Breast Reconstruction Surgery - Part I - Tissue Expanders, Breast Implants and Alloderm
Posted Jan 04 2009 8:27pm
This posting is the first of a 3-part series on breast reconstructive surgery discussing the reconstructive options available to women facing mastectomy for breast cancer.
Every woman has a right to breast reconstruction. This has now actually become a federal mandate and insurance companies are required to pay for all types of breast reconstruction by law. Having said that it is also important to remember that it’s not up to the health insuranc carrier to decide which reconstruction a patient receives. That’s determined by the patient and her surgeons.
Breast reconstruction is not a form of cosmetic surgery – it restores something that nature has provided but cancer has taken away. There is also no age limit – as long as there are no medical conditions that render the surgery unsafe and the breast cancer is diagnosed at an early enough stage, most women are candidates.
Breast reconstruction can be performed as an “immediate” or “delayed” procedure. As the term implies, immediate reconstruction is performed immediately after the mastectomy while the patient is still under anesthesia. Once the general surgeon has completed the mastectomy the plastic surgeon begins creating the new breast. Advantages of this approach include the option of preserving most of the breast skin (“skin-sparing mastectomy”) and a shorter scar. The patient also wakes up “complete” and avoids the experience of a flat chest. Immediate reconstruction generally provides far superior cosmetic results.
Delayed reconstruction generally takes place several months following mastectomy. Patients required to undergo radiation after mastectomy may be advised to delay reconstruction in order to achieve the best results. This delay may last several months in order to allow the tissues to recover as much as possible from the radiotherapy.

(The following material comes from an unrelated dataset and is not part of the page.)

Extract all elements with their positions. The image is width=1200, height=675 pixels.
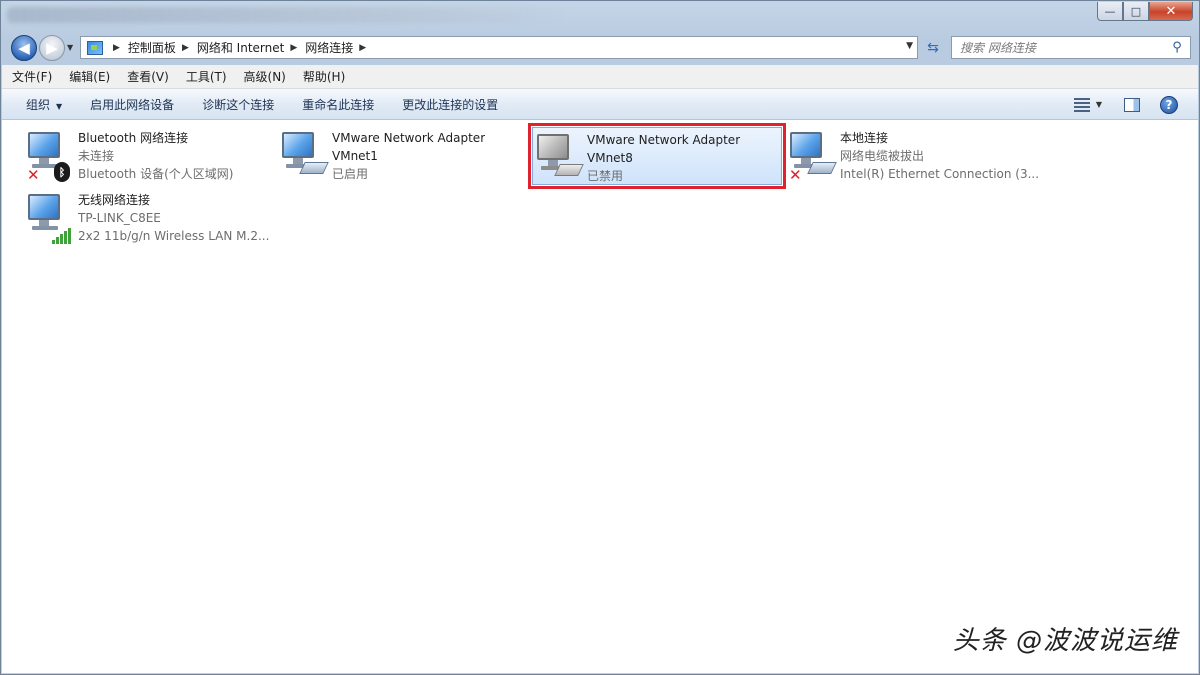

There are several reconstructive options for women to choose from, ranging from breast implants to “autologous” techniques using the patient's own tissue to recreate a more “natural”, warm, soft breast. The nipple and areola can also be recreated.

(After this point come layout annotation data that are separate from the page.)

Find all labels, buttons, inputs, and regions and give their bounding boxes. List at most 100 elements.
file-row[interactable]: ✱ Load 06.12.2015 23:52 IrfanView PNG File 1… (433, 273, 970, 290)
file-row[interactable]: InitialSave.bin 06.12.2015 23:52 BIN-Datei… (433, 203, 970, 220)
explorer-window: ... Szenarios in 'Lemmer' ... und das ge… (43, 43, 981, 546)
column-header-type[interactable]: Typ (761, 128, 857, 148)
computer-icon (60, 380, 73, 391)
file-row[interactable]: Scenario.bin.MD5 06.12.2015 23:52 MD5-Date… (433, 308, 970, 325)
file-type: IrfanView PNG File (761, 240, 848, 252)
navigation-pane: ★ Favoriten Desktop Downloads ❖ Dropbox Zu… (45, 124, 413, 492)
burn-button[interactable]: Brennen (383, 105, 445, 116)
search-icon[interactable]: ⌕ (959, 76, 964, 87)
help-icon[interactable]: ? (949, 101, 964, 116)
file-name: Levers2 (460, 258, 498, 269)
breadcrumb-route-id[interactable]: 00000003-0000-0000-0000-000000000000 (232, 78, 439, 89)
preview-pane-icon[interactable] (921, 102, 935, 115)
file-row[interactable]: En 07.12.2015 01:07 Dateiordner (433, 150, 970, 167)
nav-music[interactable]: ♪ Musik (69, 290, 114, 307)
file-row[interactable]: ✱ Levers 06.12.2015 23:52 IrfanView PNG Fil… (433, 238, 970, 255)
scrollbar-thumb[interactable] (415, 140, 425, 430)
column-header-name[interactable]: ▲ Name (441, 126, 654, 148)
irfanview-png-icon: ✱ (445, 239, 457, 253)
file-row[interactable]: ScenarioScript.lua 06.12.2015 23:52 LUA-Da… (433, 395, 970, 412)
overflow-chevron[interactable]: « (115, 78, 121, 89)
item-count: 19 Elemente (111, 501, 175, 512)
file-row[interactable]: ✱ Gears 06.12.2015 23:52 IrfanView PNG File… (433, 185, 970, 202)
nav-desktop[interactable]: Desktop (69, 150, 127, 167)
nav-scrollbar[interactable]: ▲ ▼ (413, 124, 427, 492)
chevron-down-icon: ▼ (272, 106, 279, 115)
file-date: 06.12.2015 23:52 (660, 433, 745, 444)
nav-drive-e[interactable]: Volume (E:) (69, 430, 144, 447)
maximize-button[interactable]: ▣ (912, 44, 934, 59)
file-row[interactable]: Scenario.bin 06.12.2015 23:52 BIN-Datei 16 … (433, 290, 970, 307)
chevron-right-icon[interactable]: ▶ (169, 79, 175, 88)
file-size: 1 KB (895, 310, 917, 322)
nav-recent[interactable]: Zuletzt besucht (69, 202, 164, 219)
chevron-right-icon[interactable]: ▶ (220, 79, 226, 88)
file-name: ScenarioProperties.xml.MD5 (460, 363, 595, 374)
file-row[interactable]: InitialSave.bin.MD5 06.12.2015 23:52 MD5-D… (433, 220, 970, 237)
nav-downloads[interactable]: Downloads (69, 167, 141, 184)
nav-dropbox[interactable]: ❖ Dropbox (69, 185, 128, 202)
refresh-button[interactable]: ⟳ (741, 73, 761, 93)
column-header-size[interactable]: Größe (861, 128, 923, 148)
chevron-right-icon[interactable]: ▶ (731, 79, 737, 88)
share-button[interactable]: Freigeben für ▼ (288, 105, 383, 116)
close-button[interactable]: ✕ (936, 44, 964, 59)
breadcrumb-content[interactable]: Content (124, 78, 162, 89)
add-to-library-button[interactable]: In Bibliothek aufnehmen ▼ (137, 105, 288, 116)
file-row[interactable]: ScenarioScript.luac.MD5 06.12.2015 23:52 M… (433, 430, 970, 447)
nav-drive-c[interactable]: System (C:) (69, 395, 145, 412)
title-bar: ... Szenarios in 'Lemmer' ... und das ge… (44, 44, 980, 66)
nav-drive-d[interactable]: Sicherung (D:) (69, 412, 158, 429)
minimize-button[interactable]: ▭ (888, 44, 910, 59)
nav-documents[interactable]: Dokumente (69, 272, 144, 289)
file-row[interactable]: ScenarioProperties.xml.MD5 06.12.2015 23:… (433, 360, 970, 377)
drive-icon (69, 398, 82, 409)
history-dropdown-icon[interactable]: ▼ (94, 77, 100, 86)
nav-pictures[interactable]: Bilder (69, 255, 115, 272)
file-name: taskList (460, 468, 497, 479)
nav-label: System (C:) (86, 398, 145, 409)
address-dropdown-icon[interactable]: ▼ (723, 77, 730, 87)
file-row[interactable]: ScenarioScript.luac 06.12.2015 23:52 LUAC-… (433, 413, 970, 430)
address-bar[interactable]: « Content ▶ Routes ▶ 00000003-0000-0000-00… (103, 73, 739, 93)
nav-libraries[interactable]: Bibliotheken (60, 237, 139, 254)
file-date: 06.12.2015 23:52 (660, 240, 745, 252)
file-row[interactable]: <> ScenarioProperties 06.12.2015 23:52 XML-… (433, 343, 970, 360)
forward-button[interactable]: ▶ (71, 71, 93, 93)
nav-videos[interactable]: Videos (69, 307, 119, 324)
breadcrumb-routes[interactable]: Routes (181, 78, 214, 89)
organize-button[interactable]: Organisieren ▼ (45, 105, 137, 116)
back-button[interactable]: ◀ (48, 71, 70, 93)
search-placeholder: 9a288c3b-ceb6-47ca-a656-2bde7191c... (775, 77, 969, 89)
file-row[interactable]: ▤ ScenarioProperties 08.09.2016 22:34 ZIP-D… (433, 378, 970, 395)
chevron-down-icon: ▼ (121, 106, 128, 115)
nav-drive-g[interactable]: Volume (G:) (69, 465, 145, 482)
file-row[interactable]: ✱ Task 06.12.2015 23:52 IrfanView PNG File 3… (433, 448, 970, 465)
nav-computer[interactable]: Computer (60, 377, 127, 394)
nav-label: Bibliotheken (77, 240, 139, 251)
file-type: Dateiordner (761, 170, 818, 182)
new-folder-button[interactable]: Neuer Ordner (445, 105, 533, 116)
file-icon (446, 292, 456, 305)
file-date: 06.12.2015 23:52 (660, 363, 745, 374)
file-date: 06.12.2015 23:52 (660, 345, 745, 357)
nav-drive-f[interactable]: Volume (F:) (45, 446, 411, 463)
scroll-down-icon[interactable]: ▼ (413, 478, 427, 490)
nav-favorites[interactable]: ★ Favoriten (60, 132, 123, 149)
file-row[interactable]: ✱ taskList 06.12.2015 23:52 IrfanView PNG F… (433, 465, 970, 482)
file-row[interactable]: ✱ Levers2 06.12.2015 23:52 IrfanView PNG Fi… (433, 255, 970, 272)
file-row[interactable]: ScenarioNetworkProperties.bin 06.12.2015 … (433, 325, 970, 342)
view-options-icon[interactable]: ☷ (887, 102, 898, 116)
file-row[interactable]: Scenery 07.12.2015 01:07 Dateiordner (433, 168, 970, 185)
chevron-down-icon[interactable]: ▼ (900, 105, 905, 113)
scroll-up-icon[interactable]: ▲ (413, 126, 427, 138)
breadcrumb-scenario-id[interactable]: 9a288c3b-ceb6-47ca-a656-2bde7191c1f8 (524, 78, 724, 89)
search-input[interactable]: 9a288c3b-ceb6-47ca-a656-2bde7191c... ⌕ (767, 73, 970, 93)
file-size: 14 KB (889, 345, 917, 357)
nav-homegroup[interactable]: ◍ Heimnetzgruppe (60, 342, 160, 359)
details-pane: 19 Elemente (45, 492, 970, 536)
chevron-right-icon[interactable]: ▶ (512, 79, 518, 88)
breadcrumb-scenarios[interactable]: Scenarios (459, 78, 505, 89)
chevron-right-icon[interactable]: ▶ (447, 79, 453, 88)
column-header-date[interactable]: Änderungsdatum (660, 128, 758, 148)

This is the most common method of reconstructive breast surgery currently being used in the United States. Most surgeons perform this is a two-stage procedure. The tissue expander is essentially a temporary breast implant which can be placed either at the same time as the mastectomy or after the mastectomy has healed. The expander is used to stretch the skin envelope and recreate the size of breast the patient wants. The expander is ultimately replaced by a permanent implant (saline or silicone) at a separate procedure several months later.

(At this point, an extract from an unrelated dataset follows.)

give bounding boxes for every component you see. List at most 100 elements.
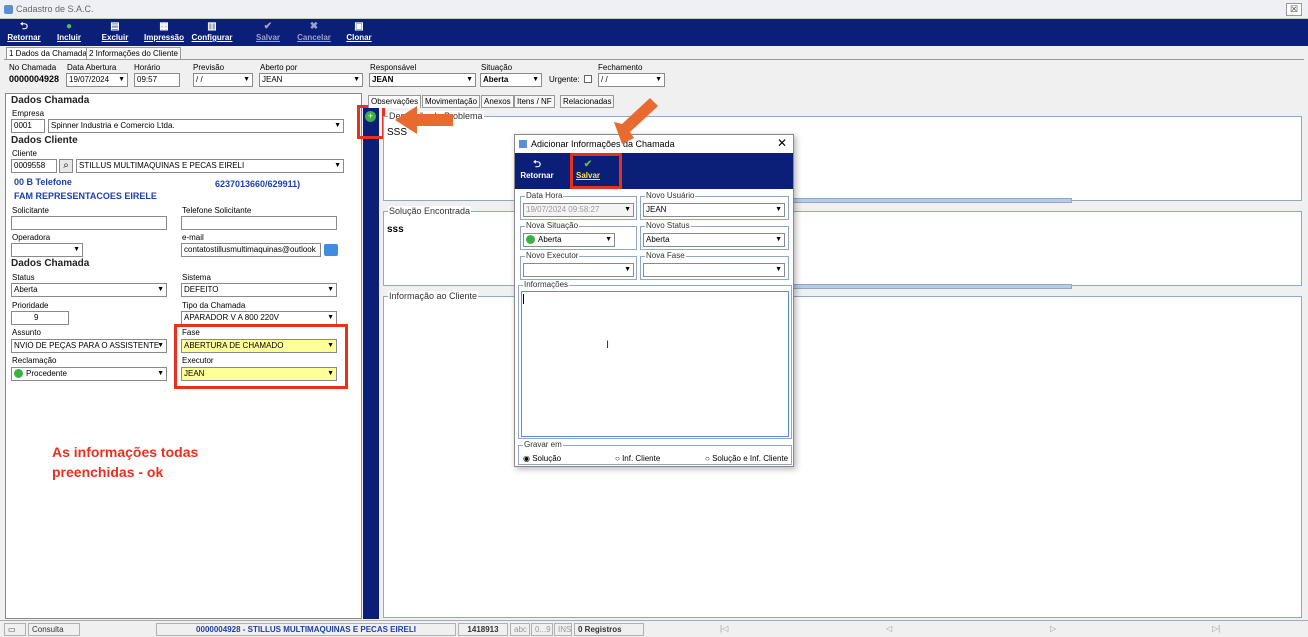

Some patients undergoing immediate breast reconstruction are candidates for one-step breast implant reconstruction whereby a permanent implant is inserted at the time of the mastectomy and the patient avoids going through the whole expansion process. In the one-step implant reconstruction the implant is completely covered by the pectoralis muscle and Alloderm (a cadaveric acellular dermal graft). This is specially treated skin from a cadaver that is used to provide a sling and coverage of the lower part of the implant.
Two types of implants are available to patients: saline and silicone. There are many opinions regarding both types of implants and it is advised that you speak with your surgeon as to which implant would be best for you. Patients who undergo implant reconstruction should be aware that their breast implants may need to be replaced at a future date.
Implant reconstruction can be the best option for some patients. However, tissue expanders and implants can be fraught with complications long-term, particularly if the patient has had or is going to have radiation therapy as part of her cancer treatments. For these reasons, many surgeons and patients prefer autologous reconstruction, i.e. reconstruction using the patient's own tissue taken from another part of the body. These will be discussed in upcoming posts.